Furthermore, jnthn++ could put this program into the profiler, and get two optimizations out of it. It went from 40s on my machine, to 37s.

But in the end, I felt that my straight-port version suffers from not playing off Perl 6's strengths. So I wrote a version that leans more towards immutability and closures.

my $tab = join "\n", <
    -----xxx
    ------xx
    x-----xx
    x------x
    xx-----x
    xx------
    xxx-----
>;

my $vertical = index $tab, "\n";
my $diagonal = $vertical + 1;

my %acu = $tab => 1;

sub make_substituter($rx) {
    return sub ($tab) {
        my $newtab = $tab;
        return $newtab
            if $newtab.=subst($rx, -> $/ { $0 ~ 'x' }) ne $tab;
    };
}

sub make_2x_substituter($rx) {
    return sub ($tab) {
        my $newtab = $tab;
        return $newtab
            if $newtab.=subst($rx, -> $/ { [~] $0, 'x', $1, 'x' }) ne $tab;
    };
}

my @pieces = 
    make_substituter(rx/^ ('') '-'/),
    make_substituter(eval("/^ ({'.' x $vertical}) '-'/")),
    make_substituter(eval("/^ ({'.' x $diagonal}) '-'/")),
    make_2x_substituter(rx/^ ('') '-' ('') '-'/),
    make_2x_substituter(eval("/^ ({'.' x $vertical}) '-' ({'.' x $vertical}) '-'/")),
    make_2x_substituter(eval("/^ ({'.' x $diagonal}) '-' ({'.' x $diagonal}) '-'/"));

for ^$tab.chars {
    my %next;
    for %acu.kv -> $k, $c {
        my $s = $k.substr(0, 1);
        my $k0 = $k.substr(1);
        %next{$k0} += $c;
        next unless $s eq '-';
        for @pieces -> &piece {
            if &piece($k0) -> $newtab {
                %next{$newtab} += $c;
            }
        }
    }
    %acu := %next;
}

say "total: %acu.values()";

Hmm.
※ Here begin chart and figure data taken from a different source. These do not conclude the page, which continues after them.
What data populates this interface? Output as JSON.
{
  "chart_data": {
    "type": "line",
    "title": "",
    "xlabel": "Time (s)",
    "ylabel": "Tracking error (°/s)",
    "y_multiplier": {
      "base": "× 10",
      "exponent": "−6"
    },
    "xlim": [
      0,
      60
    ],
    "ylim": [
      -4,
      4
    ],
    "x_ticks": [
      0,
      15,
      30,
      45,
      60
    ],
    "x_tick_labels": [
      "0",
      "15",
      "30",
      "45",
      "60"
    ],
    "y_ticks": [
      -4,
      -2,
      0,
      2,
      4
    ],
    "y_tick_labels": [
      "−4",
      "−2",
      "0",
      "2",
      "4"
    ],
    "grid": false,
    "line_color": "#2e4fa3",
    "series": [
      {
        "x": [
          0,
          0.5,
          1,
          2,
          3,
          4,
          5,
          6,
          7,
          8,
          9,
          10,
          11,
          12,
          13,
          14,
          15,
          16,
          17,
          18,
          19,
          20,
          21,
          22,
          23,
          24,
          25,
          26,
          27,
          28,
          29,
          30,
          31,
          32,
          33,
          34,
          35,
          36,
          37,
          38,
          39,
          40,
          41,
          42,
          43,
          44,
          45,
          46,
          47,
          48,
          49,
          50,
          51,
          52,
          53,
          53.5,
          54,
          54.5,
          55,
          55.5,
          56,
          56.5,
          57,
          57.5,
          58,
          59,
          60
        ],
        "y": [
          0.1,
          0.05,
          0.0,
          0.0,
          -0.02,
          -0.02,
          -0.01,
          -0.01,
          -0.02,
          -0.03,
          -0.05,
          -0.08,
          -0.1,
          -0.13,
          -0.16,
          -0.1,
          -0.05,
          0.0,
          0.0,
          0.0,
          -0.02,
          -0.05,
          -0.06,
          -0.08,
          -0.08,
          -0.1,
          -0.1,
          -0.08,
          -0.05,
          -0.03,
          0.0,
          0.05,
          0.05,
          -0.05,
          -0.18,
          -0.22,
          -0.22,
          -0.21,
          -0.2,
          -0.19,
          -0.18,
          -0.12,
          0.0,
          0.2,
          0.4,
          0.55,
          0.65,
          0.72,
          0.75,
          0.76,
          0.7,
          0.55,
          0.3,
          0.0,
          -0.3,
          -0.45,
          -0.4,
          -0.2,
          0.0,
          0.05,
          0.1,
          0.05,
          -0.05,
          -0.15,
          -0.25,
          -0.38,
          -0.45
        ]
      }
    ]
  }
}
The loop is shorter now, but at the cost of some abstractions in other places. It's an improvement on my first version, but I don't really feel I got close to the succinctness of Salvador's Perl 5 version here either. (And this version runs slower, predictably. Something like 52s on my machine.)

I'm pretty sure it's possible to make even more idiomatic versions. This is a large enough problem to make things interesting. I encourage others to try.